The development augmented reality devices allow physicians to incorporate data visualization into diagnostic and treatment procedures to improve work efficiency, safety, and cost and to enhance surgical training.

The use of AR in robotic surgery is expanding rapidly, due to its ability to easily incorporate AR directly into the operators’ console, which allows the surgeon to navigate more quickly and better identify important structures. The CG projection can be displayed separately or as an overlay of real-time video as needed by the surgeon. A few authors successfully applied AR during a robotic surgery with satisfactory results, showing a possible role of AR as a future trend in robotic surgery
An augmented reality system provides the surgeon with computer-processed imaging data in real-time via dedicated hardware and software. The projection of AR is made possible by using displays, projectors, cameras, trackers, or other specialized equipment. The most basic method is to superimpose a CG image on a real-world imagery captured by a camera and displaying the combination of these on a computer, tablet PC, or a video projector. In case it is impossible to mount a video projector in the operating room, a portable video projection device has been designed. The main advantage of AR is that the surgeon is not forced to look away from the surgical site as opposed to common visualization techniques.
At present, the applications of AR are limited by the essential requisite of preoperative 3D reconstructions of medical images.
With advancement in technology in the future, it may be possible to track organ position in real-time without the use of dedicated markers, using various methods for analysis of the operative field

These approaches are based on the usage of computing power to predict and visualize organ movement and deformation.
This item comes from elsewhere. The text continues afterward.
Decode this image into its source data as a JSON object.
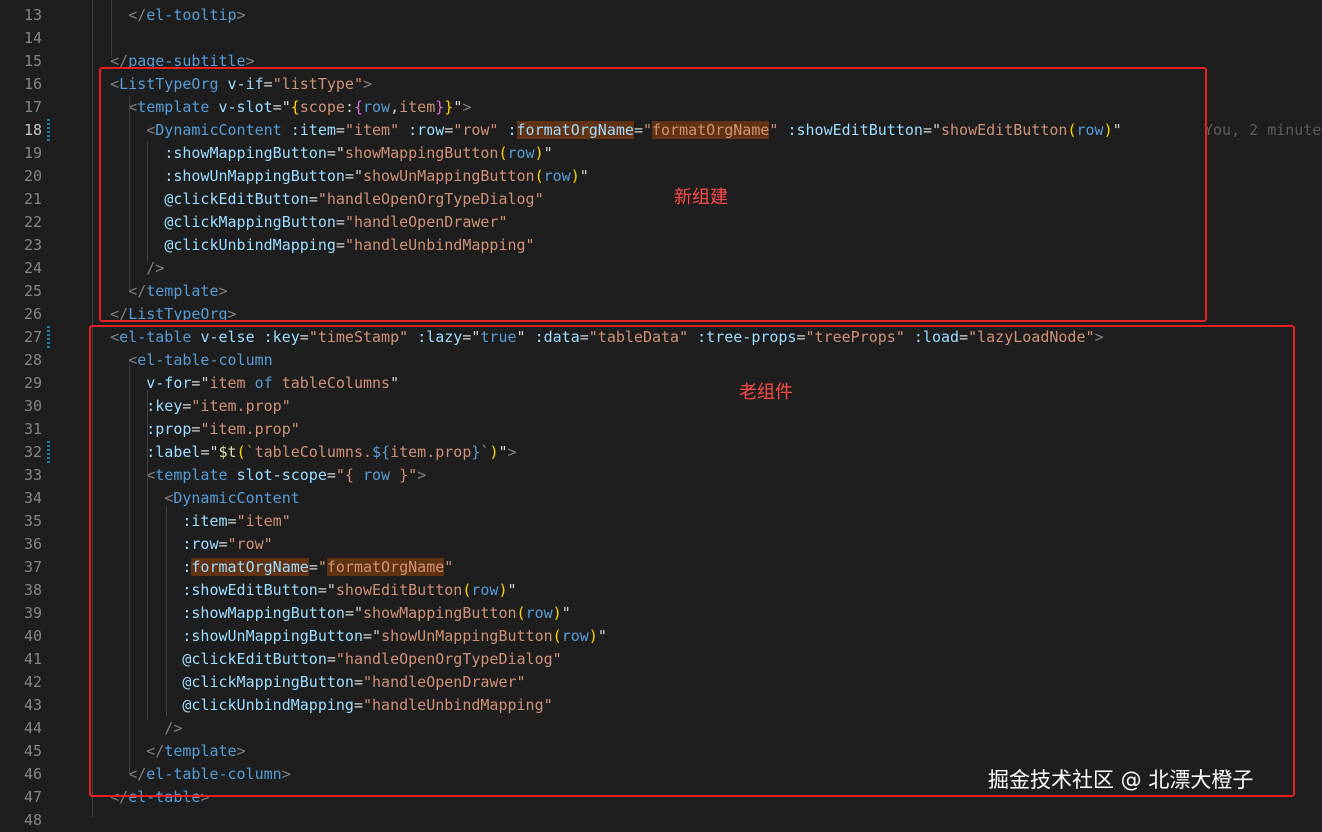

It is also possible to use an RGB (red-green-blue) or range camera to perform registration without the use of markers. On the other hand, Hayashi et al. described natural points of reference as tracking points in the patient’s body for progressive registration of cut vessels as markers. Kowalczuk et al. created a system for real-time 3D modelling of the surgical site, with accuracy within 1.5 mm by using a high definition stereoscopic camera and a live reconstruction of the captured image
Augmented reality can be used effectively for preoperative planning and completion of the actual surgery in timely fashion. The preoperative 3D reconstructed images can be modified and prepared for display in AR systems. Commonly, AR is used for tailoring individually preferred incisions and cutting planes, optimal placement of trocars, or to generally improve safety by displaying positions of major organ components. Another benefit of AR is the ability to aid surgeons in difficult terrain after a neoadjuvant chemotherapy or radiotherapy. AR may be used to envisage and optimize the surgical volume of resection



Great advances in minimally invasive surgery over the last decade have led to development of various techniques extending the benefits of minimal access surgery to patients with colorectal cancer. However, current minimally invasive approach requires an extra incision at the abdominal wall for specimen extraction, which associated with postoperative pain, increased wound complications including infection, hernia formation and scarring. Natural orifice specimen extraction surgery (NOSES) is featured with the removal of surgical specimen from natural orifice in the avoidance of abdominal incision, which has been considered as an alternative approach to open surgery and conventional laparoscopic surgery in selected patients

According to the routes for specimen extraction in colorectal surgery, NOSES is divided into two categories including transanal- and transvaginal-NOSES. A large amount of research literatures and clinical practice have fully confirmed that the anus is the most ideal orifice to extract colorectal specimen which is more in line with the basic requirements of minimally invasive surgery. the anus. Furthermore, gynecologic tumor resection can also be completed simultaneously by transvaginal specimen extraction

NOSES is a very complex procedure and should be performed by experienced surgeons for conventional laparoscopic or robotic colorectal surgery. This is a very important prerequisite for surgeons to start NOSES. A more experienced surgeon in minimally invasive surgery may achieve a shorter learning curve for NOSES. NOSES also has specific indication requirements, including: the depth of tumor invasion should be T2 or T3, the CDmax of specimen should be less than 3 cm for transanal-NOSES and 3–5cm for transvaginal-NOSES, body mass index (BMI) should be less than 30 kg/m2 for transanal-NOSES and less than 35 kg/m2 for transvaginal-NOSES.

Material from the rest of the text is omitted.